The second level of analysis, the group level, focuses on adaptation as an individual’s ability to contribute to the fitness of the group. Researchers have suggested that a more general purpose for personality traits is to evaluate others through social interaction (see Buss, 1991; Hogan, 1983, cited in Buss, 1995; Borkenau, 1990). Humans are invariably social creates and as such utilize interactions to increase both the individual’s and the group’s fitness. As previously stated, the social environment allows for the existence of multiple, adaptive niches within a population. As multiple adaptive strategies based on personality styles exists, one of the major adaptive pressures placed on the species is the ability to determine benefit from an interaction with another. To cite previous, the individuals low on neuroticism performed a fundamentally different role for the group than did the individuals high on neuroticism with the individuals engaging in high-risk, high-reward strategies and individuals engaging in low-risk, safe strategies respectively. While the fitness of the group increases through the interaction of multiple personality styles, some individuals will have personality styles that do not contribute to the group’s fitness. For example, the low agreeableness of the psychopath leads them to be callously manipulative (Hare, 1999) and the high levels of conscientiousness in obsessive compulsive personality disorder contributes to poor interpersonal relationships (Marks, 1987). As a result, an individual can be labeled by the group as maladapted when they provide no benefit to the fitness of the group and classified as possessing a disorder.

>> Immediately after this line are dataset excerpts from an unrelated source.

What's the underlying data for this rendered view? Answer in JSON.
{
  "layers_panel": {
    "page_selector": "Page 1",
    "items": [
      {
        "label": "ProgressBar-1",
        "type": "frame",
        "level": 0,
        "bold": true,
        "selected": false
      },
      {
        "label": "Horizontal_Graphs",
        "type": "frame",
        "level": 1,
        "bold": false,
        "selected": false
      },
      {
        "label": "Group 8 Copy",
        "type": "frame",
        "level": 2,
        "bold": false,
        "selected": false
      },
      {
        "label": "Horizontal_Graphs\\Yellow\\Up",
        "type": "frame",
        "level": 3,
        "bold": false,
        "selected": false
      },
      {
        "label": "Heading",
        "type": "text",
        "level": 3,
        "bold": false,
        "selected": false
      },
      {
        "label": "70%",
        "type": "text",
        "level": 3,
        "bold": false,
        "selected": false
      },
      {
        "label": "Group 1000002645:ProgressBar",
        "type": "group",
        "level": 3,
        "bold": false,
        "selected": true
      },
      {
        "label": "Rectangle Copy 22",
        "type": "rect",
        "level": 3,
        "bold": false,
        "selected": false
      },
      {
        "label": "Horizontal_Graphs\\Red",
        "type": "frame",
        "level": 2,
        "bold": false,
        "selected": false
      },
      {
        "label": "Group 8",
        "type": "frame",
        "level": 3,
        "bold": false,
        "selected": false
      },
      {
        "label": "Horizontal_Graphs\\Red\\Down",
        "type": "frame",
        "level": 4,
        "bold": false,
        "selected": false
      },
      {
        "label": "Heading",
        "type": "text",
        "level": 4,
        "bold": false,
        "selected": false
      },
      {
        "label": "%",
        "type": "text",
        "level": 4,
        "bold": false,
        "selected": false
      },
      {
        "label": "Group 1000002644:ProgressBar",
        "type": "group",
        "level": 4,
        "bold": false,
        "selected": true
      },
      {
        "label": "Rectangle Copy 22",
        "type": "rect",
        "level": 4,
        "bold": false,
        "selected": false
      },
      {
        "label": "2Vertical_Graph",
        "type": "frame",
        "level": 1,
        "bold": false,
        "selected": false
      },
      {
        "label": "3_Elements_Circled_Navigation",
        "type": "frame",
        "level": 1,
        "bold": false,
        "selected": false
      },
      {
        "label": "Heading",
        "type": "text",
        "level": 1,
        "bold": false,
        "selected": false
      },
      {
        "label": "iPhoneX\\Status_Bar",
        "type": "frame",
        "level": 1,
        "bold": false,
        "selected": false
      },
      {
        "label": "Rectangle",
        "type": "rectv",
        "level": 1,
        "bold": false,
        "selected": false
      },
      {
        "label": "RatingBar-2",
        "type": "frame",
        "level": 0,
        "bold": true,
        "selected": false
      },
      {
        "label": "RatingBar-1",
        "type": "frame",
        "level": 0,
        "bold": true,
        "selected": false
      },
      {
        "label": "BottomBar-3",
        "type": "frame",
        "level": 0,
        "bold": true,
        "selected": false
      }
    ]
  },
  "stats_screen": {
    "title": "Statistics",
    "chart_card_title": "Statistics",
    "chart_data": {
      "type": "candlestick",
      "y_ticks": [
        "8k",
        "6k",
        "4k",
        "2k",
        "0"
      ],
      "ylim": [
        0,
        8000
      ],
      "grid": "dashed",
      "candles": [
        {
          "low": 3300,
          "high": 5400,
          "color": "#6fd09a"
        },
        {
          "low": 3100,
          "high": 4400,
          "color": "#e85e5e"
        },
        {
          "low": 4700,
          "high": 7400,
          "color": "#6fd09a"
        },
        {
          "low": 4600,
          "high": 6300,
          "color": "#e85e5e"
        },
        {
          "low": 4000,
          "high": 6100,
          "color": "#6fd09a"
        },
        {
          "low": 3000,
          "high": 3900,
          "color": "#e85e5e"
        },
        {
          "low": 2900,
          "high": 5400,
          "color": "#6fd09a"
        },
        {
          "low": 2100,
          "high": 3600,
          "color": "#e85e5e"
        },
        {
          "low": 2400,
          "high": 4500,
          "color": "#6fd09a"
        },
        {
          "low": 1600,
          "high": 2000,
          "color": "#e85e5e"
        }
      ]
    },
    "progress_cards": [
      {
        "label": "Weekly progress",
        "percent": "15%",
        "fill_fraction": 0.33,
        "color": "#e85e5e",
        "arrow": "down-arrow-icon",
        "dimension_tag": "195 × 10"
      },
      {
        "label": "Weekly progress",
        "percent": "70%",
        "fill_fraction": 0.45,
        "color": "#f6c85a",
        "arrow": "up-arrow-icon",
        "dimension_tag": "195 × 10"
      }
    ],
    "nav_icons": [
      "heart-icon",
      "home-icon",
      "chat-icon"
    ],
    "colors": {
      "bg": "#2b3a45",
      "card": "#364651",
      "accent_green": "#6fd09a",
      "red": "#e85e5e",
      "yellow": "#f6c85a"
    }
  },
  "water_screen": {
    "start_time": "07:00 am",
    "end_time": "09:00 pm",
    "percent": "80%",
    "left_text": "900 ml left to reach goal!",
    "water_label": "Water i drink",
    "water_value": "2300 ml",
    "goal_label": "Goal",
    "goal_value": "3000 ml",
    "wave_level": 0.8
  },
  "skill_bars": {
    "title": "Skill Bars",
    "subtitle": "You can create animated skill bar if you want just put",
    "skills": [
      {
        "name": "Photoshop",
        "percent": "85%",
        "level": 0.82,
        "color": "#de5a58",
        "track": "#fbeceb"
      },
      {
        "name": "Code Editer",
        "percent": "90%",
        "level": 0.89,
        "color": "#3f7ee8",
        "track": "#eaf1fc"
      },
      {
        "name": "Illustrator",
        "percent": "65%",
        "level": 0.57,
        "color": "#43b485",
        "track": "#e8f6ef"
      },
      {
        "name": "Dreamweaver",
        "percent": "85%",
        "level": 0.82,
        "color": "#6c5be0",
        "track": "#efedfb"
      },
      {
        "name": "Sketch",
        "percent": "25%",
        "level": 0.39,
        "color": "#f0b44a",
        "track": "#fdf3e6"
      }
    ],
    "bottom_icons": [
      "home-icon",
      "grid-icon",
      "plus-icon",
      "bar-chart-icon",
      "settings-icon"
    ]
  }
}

The inability of the individual to provide fitness to the group is central to egosyntonic disorders. Egosyntonic disorders are psychopathological disorders in which the individual does not experience distress as a result of the disorder. As the individual experiences no distress, these disorders are difficult to treat. Commonly, the personality disorders and psychopathy are described as egosyntonic. As with many other, personality styles, these disorders are patterns of adaptation that serve to increase an individual’s fitness. These personality styles allow the individuals to engage the environment in an adaptive manner, with the psychopath increasing his or her fitness through manipulating others, while for the individual with OCPD increasing fitness obsessive drive for perfection. However, as previously suggested, these personality styles do not benefit the group, with the psychopath’s fitness increasing at the cost of another individual’s fitness and the individual with obsessive compulsive personality disorder being unable to maintain interpersonal relationships. As such, individuals with egosyntonic disorders do not experience distress because they are able to still engage in the world in an adaptive manner, however, their personality style is maladaptive to the group as it does not increase the group’s fitness.